The Front Runner ★★★☆

En 1988, aux États-Unis, Ronald Reagan achève son second mandat. Les Démocrates espèrent reconquérir la Maison-Blanche. Parmi les candidats, le sénateur du Colorado, Gary Hart, fait la course en tête. Jeune, intelligent, charismatique, moderne, il fait figure de nouveau Kennedy.
Seul obstacle dans sa course à la présidence : Gary Hart est un homme à femmes et, si la presse ne s’intéressait pas jusqu’alors à la vie privée des hommes politiques, les choses vont changer.

On lit ici et là des critiques mitigées à propos de The Front Runner. On lui reproche son manque de souffle, son didactisme pesant, son rythme plan-plan, son absence de suspense (on sait tous qu’à la fin Gary Hart, acculé par la presse, devra renoncer), le message ambigu qu’il véhicule sur la presse. Elles sont bien sévères.

The Front Runner est l’œuvre de Jason Reitman, l’un des cinéastes les plus doués de sa génération, dont la quasi-totalité des films (Thank you for smoking, Juno, In the Air, Young Adult, Tully) réussissent avec une rare intelligence à décrypter un aspect paradoxal de la société américaine. Avec The Front Runner, il semble abandonner ses sujets de prédilection pour signer son premier biopic politique. Mais, c’est moins au parcours et à la vie de Gary Hart qu’il s’intéresse qu’à ce que le fiasco de sa campagne électorale révèle sur l’évolution des États-Unis.

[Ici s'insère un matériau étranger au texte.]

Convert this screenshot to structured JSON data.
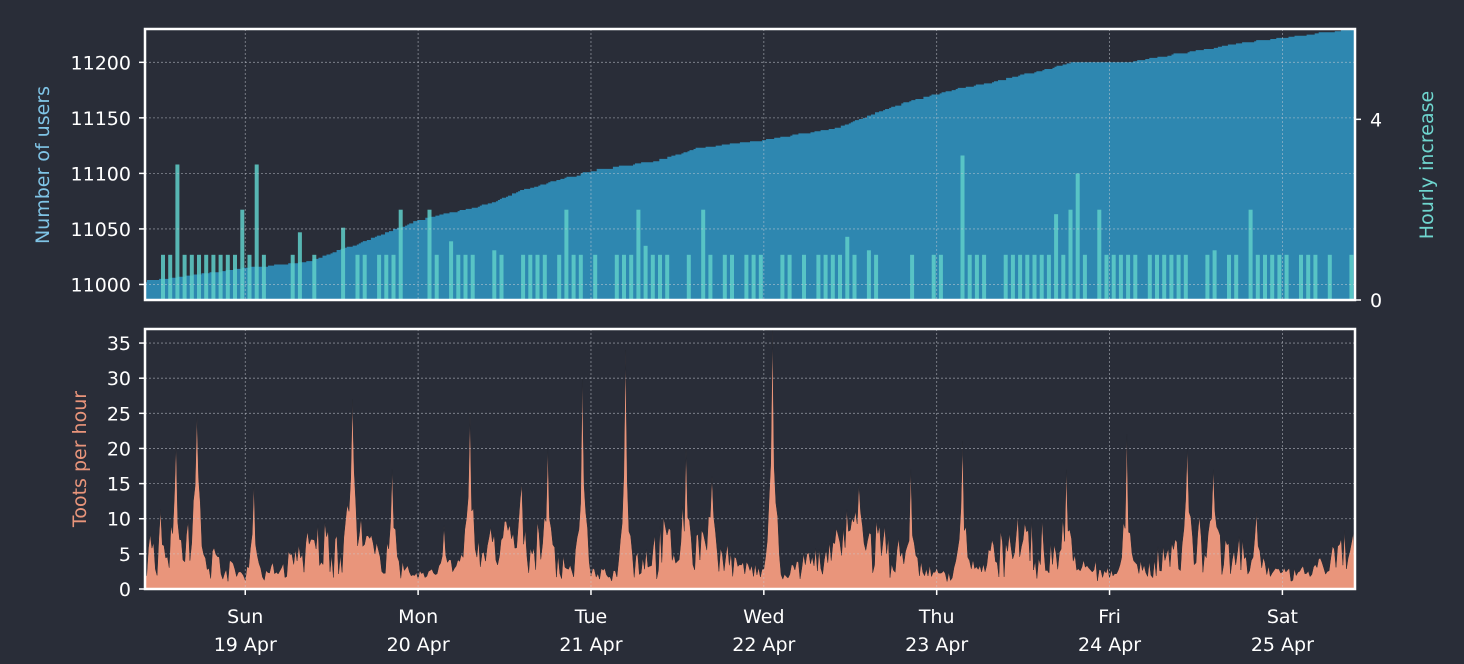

La presse n’y a pas le beau rôle. Traditionnellement, dans les films hollywoodiens le quatrième pouvoir est le dernier rempart d’une démocratie corrompue. C’est le message de Network, Les Hommes du président, Les Trois Jours du condor ou Pentagon Papers. Mais à la différence de Lumet, de Pakula ou de Spielberg, Reitman a le culot de dénoncer les dérives de la presse, ce moment où, au nom de la transparence, elle a considéré que la vie privée des hommes politiques était d’intérêt public.

Comme toujours chez Jason Reitman, la question est présentée avec intelligence, à rebours de tout manichéisme. Gary Hart, remarquablement interprété par Hugh Jackman – dont les grimaces griffues dans X-Men ne nous interdisent pas de saluer la qualité de jeu dans d’autres rôles – n’est pas un macho détestable. C’est un homme de son temps arqué sur une conviction : ce qu’il fait dans sa vie privée ne regarde que lui. Pour n’avoir pas compris plus tôt que les temps avaient changé, il devra piteusement renoncer.

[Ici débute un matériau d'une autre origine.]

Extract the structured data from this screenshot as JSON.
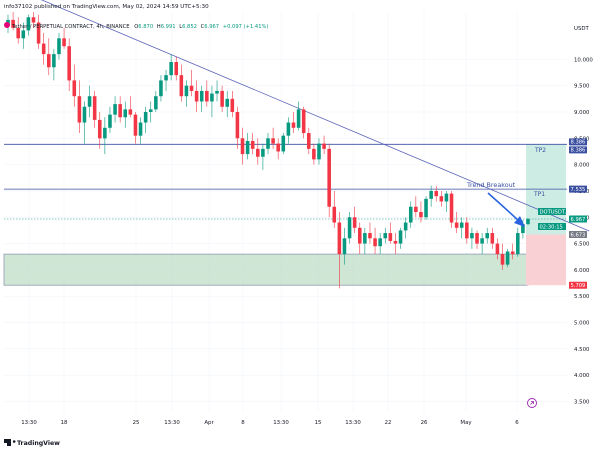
{
  "header": {
    "published_by": "info37102 published on TradingView.com, May 02, 2024 14:59 UTC+5:30",
    "symbol_line": "Tether / PERPETUAL CONTRACT, 4h, BINANCE",
    "open_label": "O",
    "open_value": "6.870",
    "high_label": "H",
    "high_value": "6.991",
    "low_label": "L",
    "low_value": "6.852",
    "close_label": "C",
    "close_value": "6.967",
    "change": "+0.097 (+1.41%)"
  },
  "currency": "USDT",
  "footer": {
    "brand": "TradingView"
  },
  "colors": {
    "up": "#089981",
    "down": "#f23645",
    "trendline": "#5b63b8",
    "level_line": "#3a4fa0",
    "support_zone": "#a9d1b3",
    "support_border": "#8f9bb3",
    "target_zone": "#cdece4",
    "stop_zone": "#f9d0d4",
    "arrow": "#2a63e0"
  },
  "annotations": {
    "trend_breakout": "Trend Breakout",
    "tp1": "TP1",
    "tp2": "TP2"
  },
  "price_badges": [
    {
      "value": "8.386",
      "bg": "#3a4fa0"
    },
    {
      "value": "8.386",
      "bg": "#3a4fa0"
    },
    {
      "value": "7.535",
      "bg": "#3a4fa0"
    },
    {
      "value": "DOTUSDT.P",
      "bg": "#089981"
    },
    {
      "value": "6.967",
      "bg": "#089981"
    },
    {
      "value": "02:30:15",
      "bg": "#089981"
    },
    {
      "value": "6.673",
      "bg": "#787b86"
    },
    {
      "value": "5.709",
      "bg": "#f23645"
    }
  ],
  "chart_data": {
    "type": "candlestick",
    "timeframe": "4h",
    "price_ticks": [
      "10.000",
      "9.500",
      "9.000",
      "8.500",
      "8.000",
      "7.500",
      "7.000",
      "6.500",
      "6.000",
      "5.500",
      "5.000",
      "4.500",
      "4.000",
      "3.500"
    ],
    "time_ticks": [
      "13:30",
      "18",
      "25",
      "13:30",
      "Apr",
      "8",
      "13:30",
      "15",
      "13:30",
      "22",
      "26",
      "May",
      "6"
    ],
    "ylim": [
      3.3,
      10.9
    ],
    "levels": {
      "tp2": 8.386,
      "tp1": 7.535,
      "entry": 6.673,
      "stop": 5.709,
      "support_zone": [
        5.709,
        6.3
      ],
      "last_price": 6.967
    },
    "trendline": {
      "from": [
        0,
        11.4
      ],
      "to": [
        114,
        6.74
      ]
    },
    "candles": [
      [
        10.65,
        10.85,
        10.5,
        10.75
      ],
      [
        10.75,
        10.9,
        10.55,
        10.6
      ],
      [
        10.6,
        10.8,
        10.3,
        10.4
      ],
      [
        10.4,
        10.7,
        10.2,
        10.55
      ],
      [
        10.55,
        10.85,
        10.45,
        10.8
      ],
      [
        10.8,
        10.9,
        10.6,
        10.7
      ],
      [
        10.7,
        10.85,
        10.2,
        10.3
      ],
      [
        10.3,
        10.5,
        9.9,
        10.1
      ],
      [
        10.1,
        10.4,
        9.7,
        9.85
      ],
      [
        9.85,
        10.2,
        9.6,
        10.1
      ],
      [
        10.1,
        10.5,
        10.0,
        10.4
      ],
      [
        10.4,
        10.6,
        10.2,
        10.25
      ],
      [
        10.25,
        10.4,
        9.4,
        9.6
      ],
      [
        9.6,
        9.9,
        9.1,
        9.3
      ],
      [
        9.3,
        9.6,
        8.6,
        8.8
      ],
      [
        8.8,
        9.2,
        8.4,
        9.1
      ],
      [
        9.1,
        9.5,
        8.9,
        9.3
      ],
      [
        9.3,
        9.4,
        8.7,
        8.85
      ],
      [
        8.85,
        9.0,
        8.3,
        8.5
      ],
      [
        8.5,
        8.9,
        8.2,
        8.7
      ],
      [
        8.7,
        9.1,
        8.6,
        8.95
      ],
      [
        8.95,
        9.3,
        8.8,
        9.15
      ],
      [
        9.15,
        9.3,
        8.8,
        8.9
      ],
      [
        8.9,
        9.2,
        8.7,
        9.05
      ],
      [
        9.05,
        9.3,
        8.9,
        8.95
      ],
      [
        8.95,
        9.0,
        8.4,
        8.55
      ],
      [
        8.55,
        8.9,
        8.4,
        8.8
      ],
      [
        8.8,
        9.1,
        8.6,
        9.0
      ],
      [
        9.0,
        9.2,
        8.8,
        9.05
      ],
      [
        9.05,
        9.4,
        9.0,
        9.3
      ],
      [
        9.3,
        9.7,
        9.2,
        9.6
      ],
      [
        9.6,
        9.8,
        9.4,
        9.7
      ],
      [
        9.7,
        10.1,
        9.6,
        9.95
      ],
      [
        9.95,
        10.05,
        9.6,
        9.7
      ],
      [
        9.7,
        9.9,
        9.2,
        9.3
      ],
      [
        9.3,
        9.6,
        9.1,
        9.5
      ],
      [
        9.5,
        9.8,
        9.3,
        9.4
      ],
      [
        9.4,
        9.6,
        9.0,
        9.2
      ],
      [
        9.2,
        9.5,
        9.0,
        9.4
      ],
      [
        9.4,
        9.6,
        9.1,
        9.2
      ],
      [
        9.2,
        9.5,
        8.9,
        9.35
      ],
      [
        9.35,
        9.6,
        9.2,
        9.4
      ],
      [
        9.4,
        9.5,
        9.0,
        9.1
      ],
      [
        9.1,
        9.4,
        8.9,
        9.25
      ],
      [
        9.25,
        9.4,
        8.9,
        9.0
      ],
      [
        9.0,
        9.1,
        8.3,
        8.5
      ],
      [
        8.5,
        8.7,
        8.0,
        8.2
      ],
      [
        8.2,
        8.6,
        8.1,
        8.45
      ],
      [
        8.45,
        8.6,
        8.2,
        8.3
      ],
      [
        8.3,
        8.5,
        8.0,
        8.15
      ],
      [
        8.15,
        8.4,
        7.9,
        8.3
      ],
      [
        8.3,
        8.6,
        8.2,
        8.5
      ],
      [
        8.5,
        8.7,
        8.3,
        8.4
      ],
      [
        8.4,
        8.5,
        8.1,
        8.25
      ],
      [
        8.25,
        8.6,
        8.2,
        8.55
      ],
      [
        8.55,
        8.9,
        8.4,
        8.8
      ],
      [
        8.8,
        9.0,
        8.6,
        8.7
      ],
      [
        8.7,
        9.2,
        8.65,
        9.05
      ],
      [
        9.05,
        9.1,
        8.5,
        8.6
      ],
      [
        8.6,
        8.7,
        8.2,
        8.3
      ],
      [
        8.3,
        8.4,
        8.0,
        8.1
      ],
      [
        8.1,
        8.5,
        8.0,
        8.4
      ],
      [
        8.4,
        8.55,
        8.2,
        8.3
      ],
      [
        8.3,
        8.4,
        7.0,
        7.2
      ],
      [
        7.2,
        7.5,
        6.8,
        6.9
      ],
      [
        6.9,
        7.1,
        5.65,
        6.3
      ],
      [
        6.3,
        6.8,
        6.1,
        6.6
      ],
      [
        6.6,
        7.1,
        6.5,
        7.0
      ],
      [
        7.0,
        7.2,
        6.7,
        6.8
      ],
      [
        6.8,
        6.9,
        6.3,
        6.5
      ],
      [
        6.5,
        6.8,
        6.3,
        6.7
      ],
      [
        6.7,
        6.9,
        6.5,
        6.6
      ],
      [
        6.6,
        6.8,
        6.3,
        6.45
      ],
      [
        6.45,
        6.7,
        6.3,
        6.6
      ],
      [
        6.6,
        6.8,
        6.5,
        6.7
      ],
      [
        6.7,
        6.9,
        6.5,
        6.55
      ],
      [
        6.55,
        6.7,
        6.3,
        6.5
      ],
      [
        6.5,
        6.8,
        6.4,
        6.75
      ],
      [
        6.75,
        7.0,
        6.6,
        6.9
      ],
      [
        6.9,
        7.3,
        6.8,
        7.2
      ],
      [
        7.2,
        7.4,
        7.0,
        7.1
      ],
      [
        7.1,
        7.3,
        6.9,
        7.0
      ],
      [
        7.0,
        7.4,
        6.95,
        7.35
      ],
      [
        7.35,
        7.6,
        7.2,
        7.5
      ],
      [
        7.5,
        7.6,
        7.3,
        7.4
      ],
      [
        7.4,
        7.5,
        7.2,
        7.3
      ],
      [
        7.3,
        7.5,
        7.1,
        7.45
      ],
      [
        7.45,
        7.5,
        6.8,
        6.9
      ],
      [
        6.9,
        7.1,
        6.7,
        6.8
      ],
      [
        6.8,
        7.0,
        6.6,
        6.9
      ],
      [
        6.9,
        7.0,
        6.5,
        6.6
      ],
      [
        6.6,
        6.8,
        6.4,
        6.7
      ],
      [
        6.7,
        6.75,
        6.4,
        6.5
      ],
      [
        6.5,
        6.7,
        6.3,
        6.6
      ],
      [
        6.6,
        6.8,
        6.5,
        6.7
      ],
      [
        6.7,
        6.8,
        6.4,
        6.5
      ],
      [
        6.5,
        6.6,
        6.2,
        6.3
      ],
      [
        6.3,
        6.5,
        6.0,
        6.1
      ],
      [
        6.1,
        6.4,
        6.05,
        6.35
      ],
      [
        6.35,
        6.5,
        6.2,
        6.3
      ],
      [
        6.3,
        6.8,
        6.25,
        6.7
      ],
      [
        6.7,
        6.95,
        6.6,
        6.87
      ],
      [
        6.87,
        6.99,
        6.85,
        6.967
      ]
    ]
  }
}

De la même façon, la presse n’est pas caricaturée comme celle par qui le scandale arrive. La révélation des frasques extra-conjugales de Gary Hart fait débat dans la rédaction du très intellectuel Washington Post. La vieille garde, dont fait partie Bob Woodward, l’homme qui révéla le scandale du Watergate, rappelle en ricanant les frasques de JFK ou de Johnson et le silence complice de la presse pour les dissimuler et ne se formalise pas des écarts de conduite des hommes politiques. Une jeune journaliste, au contraire, ne l’accepte pas, pour des motifs qu’on retrouvera trente ans plus tard dans la bouche des féministes de #MeToo. Le jeune rédacteur chargé de la campagne de Hart est, quant à lui, partagé : il répugne à interroger le candidat sur sa vie privée mais considère qu’il en a le droit dès lors que le Président la met en avant.
Et c’est bien là que s’opère la bascule. Le problème de Gary Hart n’était pas tant d’être un homme à femmes ou d’avoir menti sur sa vie privée. Son problème était dans ses contradictions : condamner publiquement l’adultère et le pratiquer dans l’intimité.